The First Pride

Rev. Michael J. Crumpler on the First Pride   “On June 28, 1969, at the Stonewall Inn in Greenwich Village NYC, Marsha “Pay It No Mind” Johnson threw the first shot glass as an act of resistance against routine police raids in the gay community.

Over the course of five decades, the LGBTQ civil rights movement has gone mainstream as lesbian, gay, bisexual, transgender, genderqueer, intersex, asexual, non-binary, and polyamorous folx have come out and fought for our right to be ourselves in the privacy of our homes and in the public square. In the wake of the AIDS crisis, we fought to stay alive when the rest of society left us for dead. Together we’ve co-created communities of resistance and re-imagined faith and family in a world hostile to queer existence.

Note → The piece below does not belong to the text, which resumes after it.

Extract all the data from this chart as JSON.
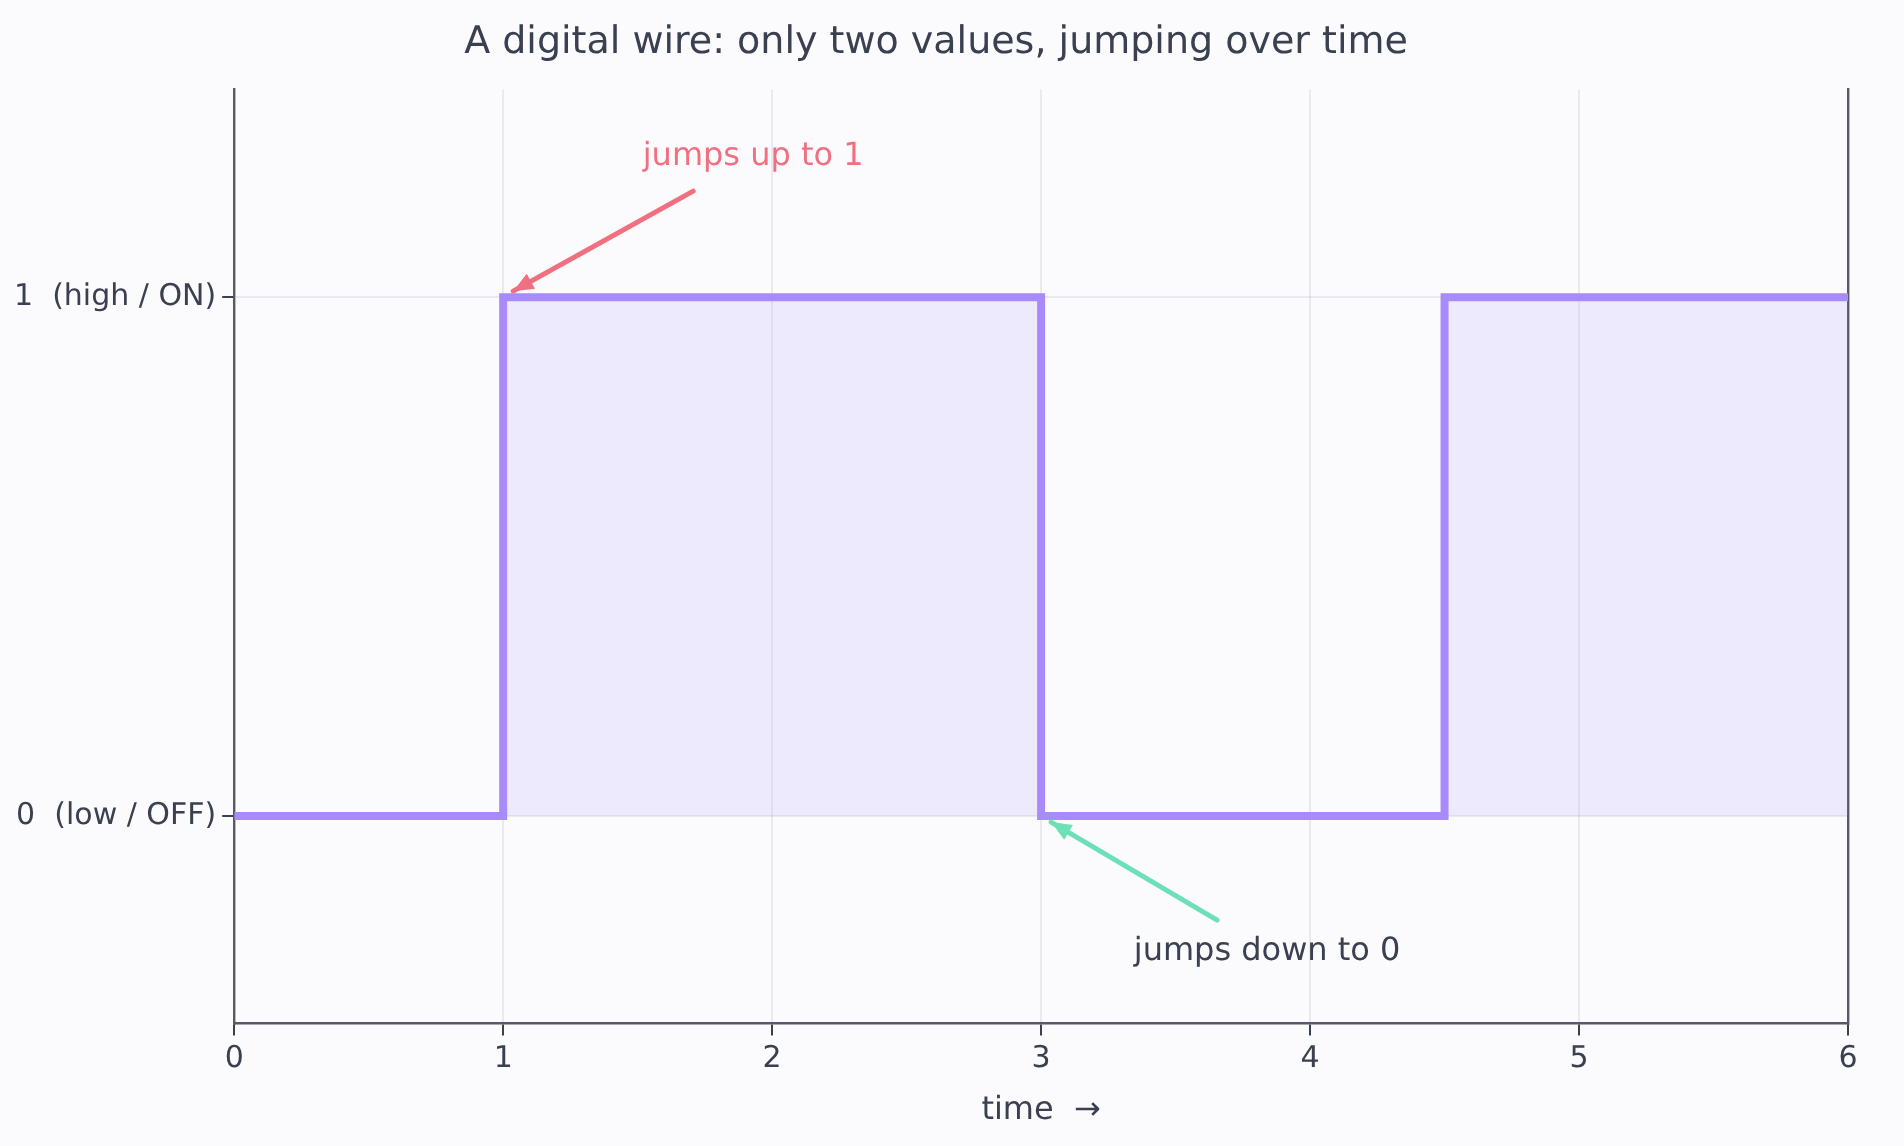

For Unitarian Universalists, Pride was not just a new way of being but a renewed commitment to our first Unitarian Universalist principle, the inherent worth and dignity of every person. Unitarian Universalist Pride has been about being “called in” to recommit to our sixth Unitarian Universalist principle of peace, liberty, and justice for all. For many, this has been a calling of joy as lesbian and gay ministers have found a faith that fully embraces our gifts, callings, and freedoms of conscience. For others, this calling in has been an arduous journey as transgender UUs have been forced to fight for full acceptance and inclusion in a faith that all too often falls shorts of being faithful. Likewise, non-binary, bisexual, asexual, and intersex UUs strive to be fully embraced in a Beloved Community eager to claim them as their own.”